Dopo il pesante ko di Champions con tanto di sfogo a fine gara, torna a parlare il tecnico dell'Inter, Antonio Conte, nella consueta conferenza stampa di presentazione della sfida di campionato. Inter che, domani, riceverà la visita del Verona.

"Bisognerà affrontare il Verona con attenzione, sapendo che è una squadra in salute che corre e pressa. Dovremmo essere molto preparati. Non sarà una gara semplice e dovremmo esser bravi a smaltire la delusione di Dortmund. Questa fa parte del processo di crescita”.

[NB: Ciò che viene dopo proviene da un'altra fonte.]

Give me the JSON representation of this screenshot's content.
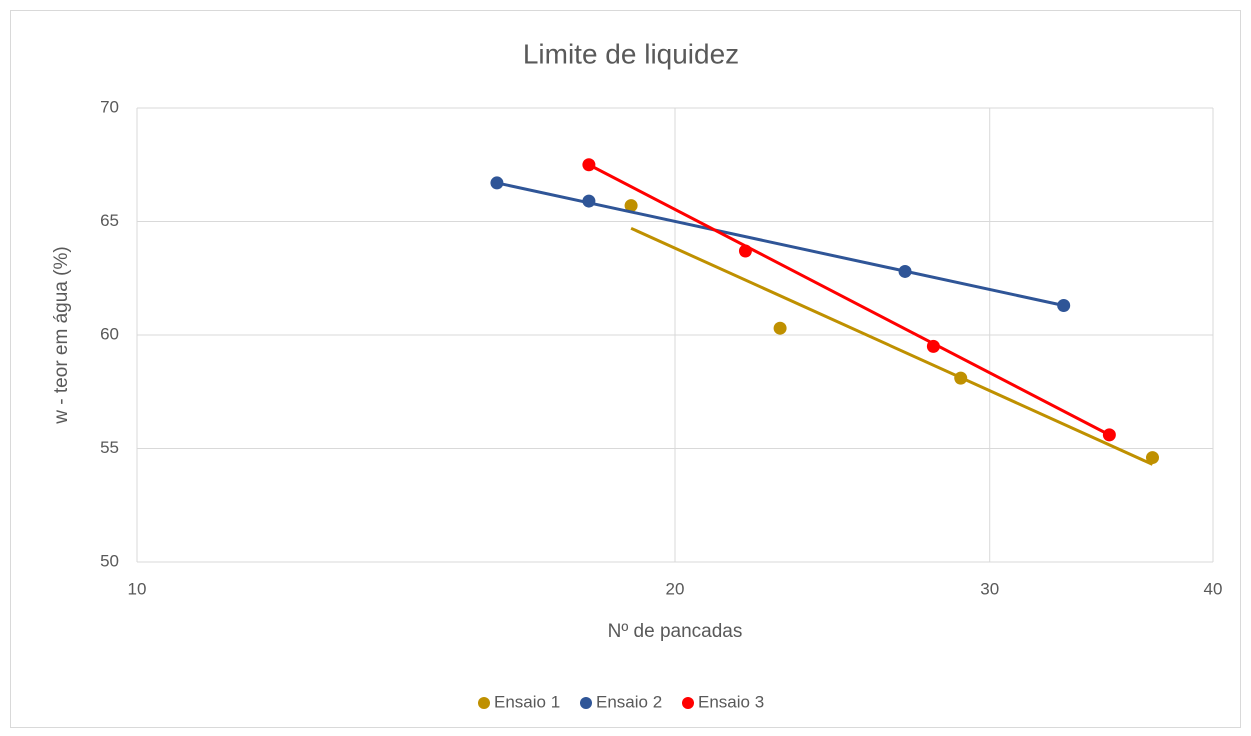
{
  "chart_data": {
    "type": "scatter",
    "title": "Limite de liquidez",
    "xlabel": "Nº de pancadas",
    "ylabel": "w - teor em água (%)",
    "xscale": "log",
    "xlim": [
      10,
      40
    ],
    "xticks": [
      10,
      20,
      30,
      40
    ],
    "ylim": [
      50,
      70
    ],
    "yticks": [
      50,
      55,
      60,
      65,
      70
    ],
    "grid": true,
    "legend": "bottom",
    "series": [
      {
        "name": "Ensaio 1",
        "color": "#bf9000",
        "x": [
          18.9,
          22.9,
          28.9,
          37.0
        ],
        "values": [
          65.7,
          60.3,
          58.1,
          54.6
        ],
        "trendline": {
          "x": [
            18.9,
            37.0
          ],
          "values": [
            64.7,
            54.3
          ]
        }
      },
      {
        "name": "Ensaio 2",
        "color": "#2f5597",
        "x": [
          15.9,
          17.9,
          26.9,
          33.0
        ],
        "values": [
          66.7,
          65.9,
          62.8,
          61.3
        ],
        "trendline": {
          "x": [
            15.9,
            33.0
          ],
          "values": [
            66.7,
            61.3
          ]
        }
      },
      {
        "name": "Ensaio 3",
        "color": "#ff0000",
        "x": [
          17.9,
          21.9,
          27.9,
          35.0
        ],
        "values": [
          67.5,
          63.7,
          59.5,
          55.6
        ],
        "trendline": {
          "x": [
            17.9,
            35.0
          ],
          "values": [
            67.5,
            55.6
          ]
        }
      }
    ]
  }
}
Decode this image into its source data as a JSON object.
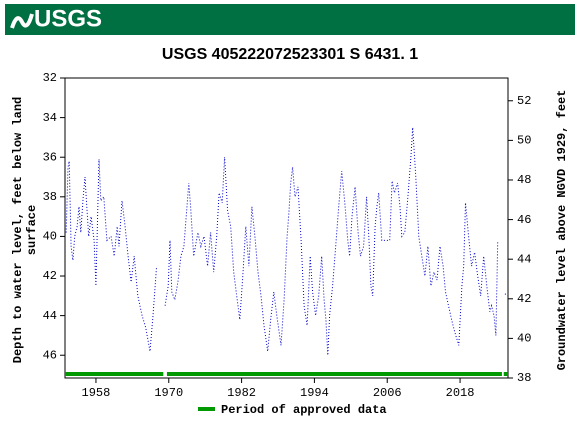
{
  "header": {
    "logo": "USGS"
  },
  "chart_data": {
    "type": "line",
    "title": "USGS 405222072523301 S  6431. 1",
    "ylabel": [
      "Depth to water level, feet below land",
      "surface"
    ],
    "y2label": "Groundwater level above NGVD 1929, feet",
    "xlim": [
      1952.9,
      2025.9
    ],
    "xticks": [
      1958,
      1970,
      1982,
      1994,
      2006,
      2018
    ],
    "ylim": [
      32,
      47.15
    ],
    "yticks": [
      32,
      34,
      36,
      38,
      40,
      42,
      44,
      46
    ],
    "y_inverted": true,
    "y2lim": [
      38,
      53.15
    ],
    "y2ticks": [
      38,
      40,
      42,
      44,
      46,
      48,
      50,
      52
    ],
    "x": [
      1953.1,
      1953.4,
      1953.6,
      1953.9,
      1954.2,
      1954.5,
      1954.9,
      1955.2,
      1955.5,
      1955.9,
      1956.2,
      1956.5,
      1956.8,
      1957.2,
      1957.7,
      1958.0,
      1958.5,
      1958.8,
      1959.3,
      1959.8,
      1960.5,
      1961.0,
      1961.5,
      1961.8,
      1962.3,
      1962.8,
      1963.3,
      1963.8,
      1964.3,
      1964.9,
      1965.6,
      1966.2,
      1966.9,
      1967.4,
      1968.0,
      1968.7,
      1969.4,
      1969.9,
      1970.2,
      1970.5,
      1971.0,
      1971.5,
      1972.0,
      1972.5,
      1973.3,
      1973.6,
      1974.1,
      1974.8,
      1975.3,
      1975.8,
      1976.4,
      1976.9,
      1977.4,
      1977.9,
      1978.3,
      1978.8,
      1979.2,
      1979.7,
      1980.2,
      1980.7,
      1981.2,
      1981.7,
      1982.2,
      1982.7,
      1983.2,
      1983.7,
      1984.2,
      1984.7,
      1985.2,
      1985.7,
      1986.3,
      1986.8,
      1987.3,
      1987.8,
      1988.5,
      1989.0,
      1989.5,
      1989.8,
      1990.1,
      1990.4,
      1990.8,
      1991.3,
      1991.8,
      1992.3,
      1992.8,
      1993.3,
      1993.7,
      1994.2,
      1994.7,
      1995.2,
      1995.6,
      1995.9,
      1996.2,
      1996.5,
      1997.0,
      1997.5,
      1998.0,
      1998.5,
      1999.0,
      1999.5,
      1999.8,
      2000.2,
      2000.7,
      2001.2,
      2001.6,
      2002.1,
      2002.6,
      2003.0,
      2003.3,
      2003.6,
      2004.0,
      2004.3,
      2004.6,
      2005.1,
      2005.8,
      2006.4,
      2006.8,
      2007.2,
      2007.7,
      2008.1,
      2008.4,
      2008.9,
      2009.4,
      2009.9,
      2010.2,
      2010.7,
      2011.2,
      2011.7,
      2012.2,
      2012.7,
      2013.2,
      2013.7,
      2014.2,
      2014.7,
      2015.2,
      2015.6,
      2016.1,
      2016.6,
      2017.1,
      2017.8,
      2018.3,
      2018.6,
      2018.9,
      2019.4,
      2019.9,
      2020.4,
      2020.9,
      2021.4,
      2021.9,
      2022.4,
      2022.9,
      2023.2,
      2023.6,
      2023.9,
      2024.2,
      2024.7,
      2025.4,
      2025.8
    ],
    "series": [
      {
        "color": "#0000cc",
        "values": [
          39.8,
          36.5,
          36.2,
          40.5,
          41.2,
          40.0,
          39.5,
          38.5,
          39.8,
          38.0,
          37.0,
          38.5,
          40.0,
          39.0,
          40.2,
          42.5,
          36.1,
          38.2,
          38.0,
          40.2,
          40.0,
          41.0,
          39.5,
          40.5,
          38.2,
          39.5,
          41.0,
          42.3,
          41.0,
          43.0,
          44.0,
          44.6,
          45.8,
          44.0,
          41.5,
          null,
          43.5,
          42.5,
          40.2,
          42.8,
          43.2,
          42.3,
          41.0,
          40.5,
          37.3,
          38.5,
          41.0,
          39.8,
          40.5,
          40.0,
          41.5,
          39.8,
          41.8,
          40.0,
          37.8,
          38.3,
          36.0,
          38.7,
          39.5,
          41.8,
          43.0,
          44.2,
          42.0,
          39.5,
          41.5,
          38.5,
          40.0,
          41.8,
          43.0,
          44.5,
          45.8,
          44.2,
          42.8,
          44.0,
          45.5,
          43.2,
          40.0,
          38.8,
          37.3,
          36.5,
          38.0,
          37.5,
          40.2,
          43.5,
          44.5,
          41.0,
          42.8,
          44.0,
          43.0,
          41.0,
          43.2,
          44.2,
          46.0,
          44.0,
          42.5,
          40.5,
          38.5,
          36.7,
          38.3,
          40.2,
          41.0,
          39.0,
          37.5,
          39.8,
          41.0,
          40.5,
          38.0,
          40.2,
          42.5,
          43.0,
          39.5,
          38.5,
          37.8,
          40.2,
          40.2,
          40.2,
          37.2,
          37.8,
          37.3,
          38.5,
          40.0,
          39.8,
          38.0,
          36.0,
          34.5,
          37.0,
          40.0,
          41.0,
          42.0,
          40.5,
          42.5,
          41.8,
          42.2,
          40.5,
          41.5,
          42.8,
          43.5,
          44.2,
          44.8,
          45.5,
          42.5,
          41.5,
          38.3,
          40.0,
          41.5,
          40.8,
          42.0,
          43.0,
          41.0,
          42.5,
          43.8,
          43.5,
          44.0,
          45.0,
          40.3,
          null,
          42.9,
          43.0
        ]
      }
    ],
    "approved_periods": [
      [
        1952.9,
        1969.1
      ],
      [
        1969.7,
        2024.9
      ],
      [
        2025.2,
        2025.9
      ]
    ],
    "approved_color": "#009900",
    "legend": "Period of approved data"
  }
}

Sullo sfogo del dopo Dortmund.
"Io non lo vedo come sfogo, voi lo vedete cosi. E’ una maniera con un fondo costruttivo per cercare di capire dove si è commesso qualche errore. Non ho additato nessuno e mi sono messo dentro quella situazione. Non so se qualche dirigente l’ha vista come voi, io la vedo in maniera costruttiva. Sono stato chiamato per cambiare i giri del motore dell’Inter degli ultimi 9 anni. Se faccio qualcosa lo faccio per il bene di questa squadra, dobbiamo capire che molte cose di devono fare meglio perchè siamo l’Inter. Quando siamo in privato i dirigenti stessi riconoscono questa situazione, non ci sono problemi con loro, condividiamo lo stesso pensiero”.

Sugli infortuni.
 “Alternative è portare un ragazzo della primavera in rosa. Tra Fonseca e Vergani, non vedo molte alternative. Io comunque ho grande fiducia in Lukaku, in Lautaro ma ne ho anche per Esposito. Non avrei timore a farlo partire dal primo minuti. Faremo crescere anche altri ragazzi e sopperiremo a questo periodo che ci priva di alternative. D’Ambrosio si sta allenando con noi da una settimana, avverte un pò di fastidio, la calcificazione non arriva da oggi a domani. Parliamo di una ragazzo di una generosità incredibile. Per Sensi, sta faticando un pò a recuperare, lo sto gestendo, vediamo che tipo di situazione ci sarà per domani, faremo delle valutazioni. La sosta influirà anche nelle valutazioni che faremo”.

Sulla differenza fra primo e secondo tempo di martedì.
“Non è che non lo sapessi cosa è successo nel secondo tempo subito dopo la conferenza, penso che in quel momento fosse più importante parlare di altre cose piuttosto di parlare di cosa non è andato nella ripresa con il Dortmund. Non so se per mancanza di forze nostre o per la forza dell’avversario, ci hanno costretto a difendere nella nostra metà campo ed è stato molto difficile. L’input era quello di andare a prenderli alti prendendoci anche qualche rischio. Bisogna capire, ci vuole una via di mezzo. Il fatto di arrivare nel secondo tempo non so se avevamo tutta questa forza per fare questa pressione alta e portare questa intensità o se è stata la bravura e la forza dell’avversario a farci difendere bassi. Dobbiamo stare nella metà campo avversaria e dare pressione. Quando siamo nella nostra facciamo fatica ma dobbiamo capirlo. Forse dobbiamo fare uno step in più a livello mentale e diventare più forti”

Sulla squadra.
“Le scelte di mercato si fanno in collaboraizone con il club la mia unica recriminazione è che nel momento in cui abbiamo programmato la rosa non abbiamo messo in preventivo alcune situazioni che potevano accadere, l’unico rammarico è questo. Poi sono contento di avere questa rosa e questi calciatori e ancora di più oggi che li ho conosciuti uno a uno, calciatori di spessore umano e calcistico su cui possiamo lavorare a livello numerico siamo stati superficiali e oggi lo dico in maniera serena la stiamo pagando. Fossimo arrivati con Dortmund con qualche rotazione in più magari qualche chance in più l’avremmo potuta avere ma fa parte di un percorso, possiamo accelerare tutti insieme se si ha voglia di essere uniti e andare verso l’obiettivo comune. Tutto viene fatto per il bene dell’Inter”.